Spending on sampling rose 9.4% in the past year due to its ability to “engage consumers, foster brand interaction and measure ROI.” Deemed as “advertrying”, sampling has gone through a resurgence in the past few years evolving from a high priced tactic of handing out free products to the new mass media buy.
Samples offer consumers a practical opportunity to try new products and brands, free and totally without risk, and have a lasting impact on consumers’ buying decisions and are able to change previous buying habits like no other advertising material.
Sampling in relevant environments like sporting events where the consumer has an affinity towards the product is important to a campaign’s success. Sampling is an effective marketing tool since the consumer’s association and affinity to the product can be controlled through the relevance of the environment. For example, when a cyclist or runner is provided with a specific sample in the goodie bag, they are much more likely to test the product due to the relevance and timing of its distribution.
Another sampling benefit to the brand is the increased opportunity of a “halo effect”. A “halo effect” is where the perceived positive features of a particular item extend to a broader brand. Sampling increases the likelihood of a “halo effect” due to its ability to have the consumer test the product, increasing the awareness of the brand and the brand’s other available products.

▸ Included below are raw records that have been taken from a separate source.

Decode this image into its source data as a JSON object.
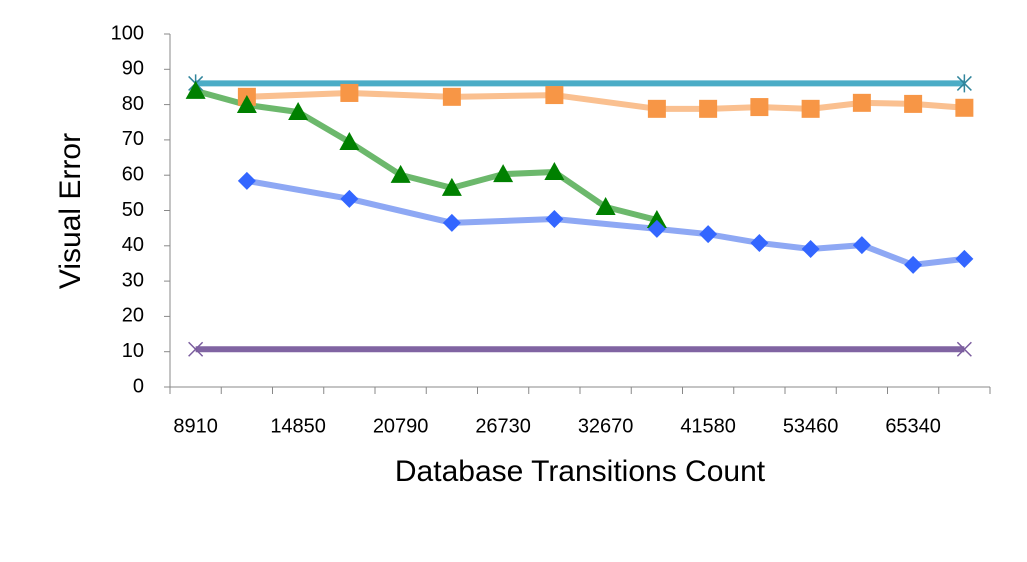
{
  "chart_data": {
    "type": "line",
    "x_label": "Database Transitions Count",
    "y_label": "Visual Error",
    "categories": [
      "8910",
      null,
      "14850",
      null,
      "20790",
      null,
      "26730",
      null,
      "32670",
      null,
      "41580",
      null,
      "53460",
      null,
      "65340",
      null
    ],
    "ylim": [
      0,
      100
    ],
    "yticks": [
      0,
      10,
      20,
      30,
      40,
      50,
      60,
      70,
      80,
      90,
      100
    ],
    "grid": false,
    "connect_gaps": true,
    "series": [
      {
        "color": "#4bacc6",
        "marker_color": "#31859c",
        "marker": "asterisk",
        "values": [
          86,
          null,
          null,
          null,
          null,
          null,
          null,
          null,
          null,
          null,
          null,
          null,
          null,
          null,
          null,
          86
        ]
      },
      {
        "color": "#8064a2",
        "marker_color": "#7a5c9e",
        "marker": "x",
        "values": [
          10.7,
          null,
          null,
          null,
          null,
          null,
          null,
          null,
          null,
          null,
          null,
          null,
          null,
          null,
          null,
          10.7
        ]
      },
      {
        "color": "#fac090",
        "marker_color": "#f79646",
        "marker": "square",
        "values": [
          null,
          82.2,
          null,
          83.3,
          null,
          82.2,
          null,
          82.7,
          null,
          78.8,
          78.8,
          79.3,
          78.8,
          80.5,
          80.2,
          79.1
        ]
      },
      {
        "color": "#6cb86c",
        "marker_color": "#008000",
        "marker": "triangle",
        "values": [
          83.9,
          79.9,
          77.9,
          69.4,
          60.1,
          56.4,
          60.3,
          60.9,
          51.0,
          47.3,
          null,
          null,
          null,
          null,
          null,
          null
        ]
      },
      {
        "color": "#8ea8f4",
        "marker_color": "#3366ff",
        "marker": "diamond",
        "values": [
          null,
          58.4,
          null,
          53.3,
          null,
          46.5,
          null,
          47.6,
          null,
          44.8,
          43.3,
          40.8,
          39.1,
          40.2,
          34.6,
          36.3
        ]
      }
    ]
  }
}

Once the consumer is able to identify the brand’s name, as well as create an affinity to the brand, they are more likely to test out other products of the same brand.
In a recent survey, nine out of ten consumers say they would purchase a good or service if they experienced it and were satisfied. Consumers are looking to test products before making their purchasing decisions and the more a brand can provide them with a sample trial, the more willing and confident a consumer feels to make a final purchase. Engaging the consumer through trial sampling allows brands the ability to make an impactful connection with the consumer leading to a higher likelihood of a final purchasing decision.
Another aspect of consumer engagement is word of mouth. Even if the consumer does not use the sampling product, they are likely to pass it on to someone else, thus providing a greater footprint for the brand.
Sampling via the Goodie Bag provides an accountability factor due to the ease of tracking the campaign. Whether it’s a coupon or samples they receive at a specific event ,the local, regional and national sales responds, thus leaving a clear indication of the success of the programme. It redefines “impressions” by creating consumer interaction with the product and measuring the sales impact.
Marketing campaigns all come down to effective ROI and with the controlling and relevant benefits that sampling offers, it’s hard to deny this re-emerging marketing tactic.